Cuando el equipo científico estudió la estrella anfitriona del planeta halló que su luz no era lo suficientemente brillante para una estrella ordinaria de la secuencia principal (o una estrella adulta). Los datos también descartaron la posibilidad de que se tratara de una enana marrón (un objeto intermedio entre las estrellas y los planetas gigantes) o de un objeto compacto como un agujero negro. La única opción viable era una estrella enana blanca.

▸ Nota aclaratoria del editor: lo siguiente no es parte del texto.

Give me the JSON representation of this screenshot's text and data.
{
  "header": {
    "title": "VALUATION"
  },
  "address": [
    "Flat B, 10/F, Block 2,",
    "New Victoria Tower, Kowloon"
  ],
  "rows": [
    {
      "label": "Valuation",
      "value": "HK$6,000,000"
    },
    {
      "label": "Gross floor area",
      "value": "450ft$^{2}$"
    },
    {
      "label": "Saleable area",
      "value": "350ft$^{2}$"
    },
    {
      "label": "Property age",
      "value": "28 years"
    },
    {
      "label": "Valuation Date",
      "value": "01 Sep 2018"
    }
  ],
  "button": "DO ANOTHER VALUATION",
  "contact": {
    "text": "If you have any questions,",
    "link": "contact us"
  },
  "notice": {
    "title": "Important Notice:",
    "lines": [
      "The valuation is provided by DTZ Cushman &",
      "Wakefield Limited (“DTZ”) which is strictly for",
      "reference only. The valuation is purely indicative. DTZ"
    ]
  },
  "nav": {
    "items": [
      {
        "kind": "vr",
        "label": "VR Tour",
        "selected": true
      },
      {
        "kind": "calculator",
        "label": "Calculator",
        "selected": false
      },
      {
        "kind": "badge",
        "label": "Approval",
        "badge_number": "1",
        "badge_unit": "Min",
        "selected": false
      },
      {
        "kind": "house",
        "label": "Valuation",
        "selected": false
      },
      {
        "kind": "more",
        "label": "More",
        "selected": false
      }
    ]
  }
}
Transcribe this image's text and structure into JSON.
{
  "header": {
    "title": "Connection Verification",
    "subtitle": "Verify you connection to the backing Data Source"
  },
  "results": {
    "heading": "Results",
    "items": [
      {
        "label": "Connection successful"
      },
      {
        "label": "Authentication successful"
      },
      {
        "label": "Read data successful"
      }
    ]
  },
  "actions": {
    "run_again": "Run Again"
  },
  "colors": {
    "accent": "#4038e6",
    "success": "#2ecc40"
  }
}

“Dado que el 97 % de las estrellas de nuestra Galaxia se convertirán en enanas blancas, este descubrimiento y los que le sigan nos permitirán vislumbrar el futuro de los exoplanetas“, ha afirmado Camilla Danielski, investigadora del IAA-CSIC, que ha participado en el descubrimiento. El equipo de investigación tiene previsto incluir sus resultados en un estudio estadístico para averiguar cuántas otras enanas blancas cuentan con supervivientes planetarios intactos.